Turbine also offers a feature called IT Scorecard, which provides insights into the overall health of a company’s devices and applications, including specific devices that don’t have a firewall installed or are running on older versions of their operating system. It can also share which users are not using two-factor authentication (2FA) and provide recommendations for improving security.
The space Electric occupies is broadly filled with local managed IT service providers, but the company has set out to differentiate itself by offering a single, unified platform for managing its customers’ IT activities. These include security; device assignment, procurement, and provisioning; and application support and management. In tandem, the company offers real-time tech support at an individual level, which may be appealing to remote businesses that don’t want to invest in a full in-house IT support team.
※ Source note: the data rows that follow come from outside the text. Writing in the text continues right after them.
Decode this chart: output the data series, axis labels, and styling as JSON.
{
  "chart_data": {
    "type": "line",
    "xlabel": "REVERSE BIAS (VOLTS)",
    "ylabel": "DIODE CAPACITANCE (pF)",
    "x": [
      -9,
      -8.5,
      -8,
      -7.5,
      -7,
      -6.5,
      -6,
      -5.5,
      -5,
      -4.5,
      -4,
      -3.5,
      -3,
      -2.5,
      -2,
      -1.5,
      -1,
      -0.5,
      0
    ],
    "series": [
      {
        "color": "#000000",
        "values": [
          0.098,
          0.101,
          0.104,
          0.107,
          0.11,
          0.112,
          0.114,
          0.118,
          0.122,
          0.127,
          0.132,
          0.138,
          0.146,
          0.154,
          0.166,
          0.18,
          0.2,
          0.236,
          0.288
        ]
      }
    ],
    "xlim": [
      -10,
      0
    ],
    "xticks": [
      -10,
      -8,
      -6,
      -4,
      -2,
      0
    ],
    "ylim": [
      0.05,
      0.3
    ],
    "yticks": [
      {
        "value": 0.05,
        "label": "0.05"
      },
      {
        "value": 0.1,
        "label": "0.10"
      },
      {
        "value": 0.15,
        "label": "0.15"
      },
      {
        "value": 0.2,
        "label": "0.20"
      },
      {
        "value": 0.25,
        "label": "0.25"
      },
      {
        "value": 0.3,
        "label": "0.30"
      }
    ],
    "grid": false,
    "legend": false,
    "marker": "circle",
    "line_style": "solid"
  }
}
“SMBs have traditionally been forced to either work with local IT providers or hire an internal person who may or may not be dedicated or trained on the complexities of IT issues,” Denehy said. “Electric manages the entire IT function by providing an IT platform that highlights data and insights about the business and real-time support through Slack or Microsoft Teams.”
Electric had previously raised around $52 million, and with its latest cash injection, which includes backing from Bessemer Venture Partners, GGV Capital, 01 Advisors, Primary Venture Partners, Atreides Management, and Vintage Investment Partners, the company said it plans to double down on its mission to deliver “enterprise-grade IT support” to SMBs.